A major difficulty that the women in the Facebook groups highlighted was premature aging. People with CP tend to age earlier and in more pronounced ways. For women in particular this raises issues associated with reproductive health and menopause as well as self-esteem associated with aging. Many women experienced barriers to reproductive healthcare because of their disabilities, associated stigma, and lack of training in medical professionals.

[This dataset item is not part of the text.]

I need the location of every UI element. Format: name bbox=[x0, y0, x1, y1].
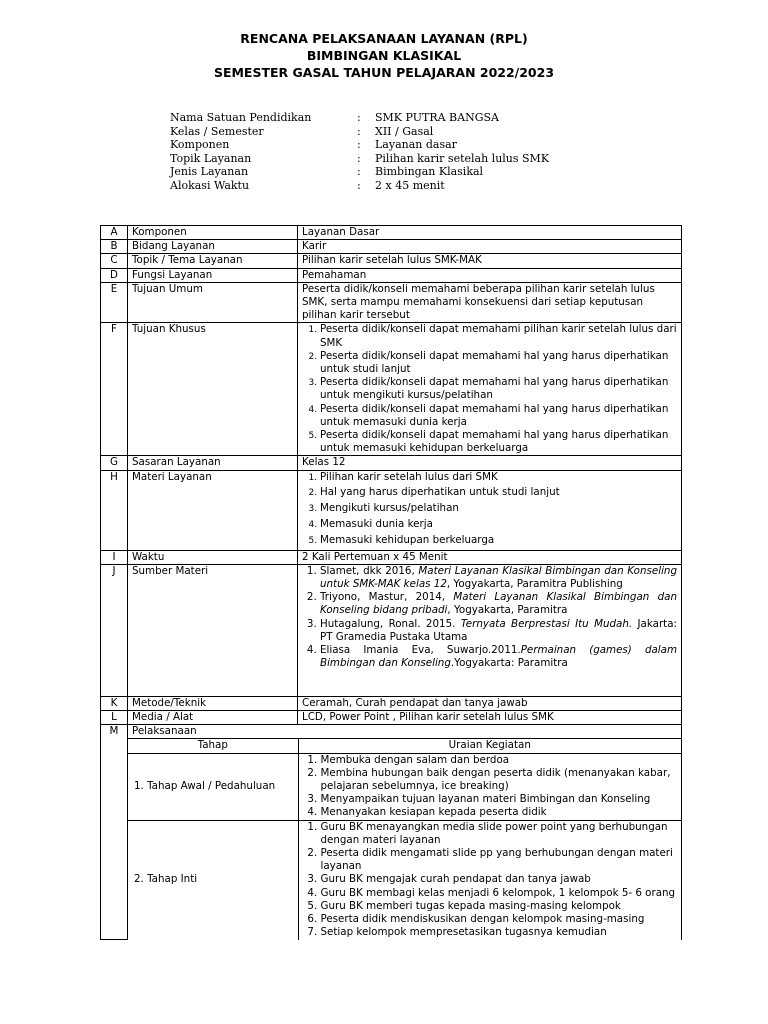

Women also pointed out that their concerns about aging and sexual and reproductive health are not often discussed in the healthcare setting. Many feel unprepared for the bodily effects and challenges of aging with CP. They complained of CP symptoms worsening with age and how these changes negatively impact their lifestyles. The researchers concluded that the Facebook platform was important for these women, but ultimately inadequate. The healthcare industry needs to hear and address their concerns.
Cerebral Palsy Pain in Girls
Another recent study, published in BMC Neurology, primarily investigated pain in any child or adolescent with cerebral palsy. The results, though, indicated that girls may have a higher risk of experiencing more and more severe pain than boys with CP.
Anywhere between 30 and 70 percent of people with CP experience pain regularly. The most common type of pain is in the legs and lower joints and muscles. Other typical pains associated with CP are headaches and abdominal pain. Studying pain in this population is important because it interferes with quality of life.
The study looked at more than 3,500 people between the ages of 4 and 18 diagnosed with cerebral palsy. The researchers collected information on pain as reported by the patients or their caregivers as well as on mobility and motor function.
One interesting finding was that girls report pain more often than boys, up to 1.28 times more. And, as the girls got older, they were more likely to report experiencing pain. These older girls also had pain that was more severe and intense.
Understanding that being female and an older age are risk factors for pain with CP, doctors and other caregivers can focus on relief for this population. Prevention is also a strategy that may help these girls as they get older.
Studies of women and girls with cerebral palsy is helping to provide important information about a unique group of patients. The results from the studies will help lead to better preventative measures, treatments, and therapies for managing pain and other symptoms as well as opening up the discourse in the healthcare community.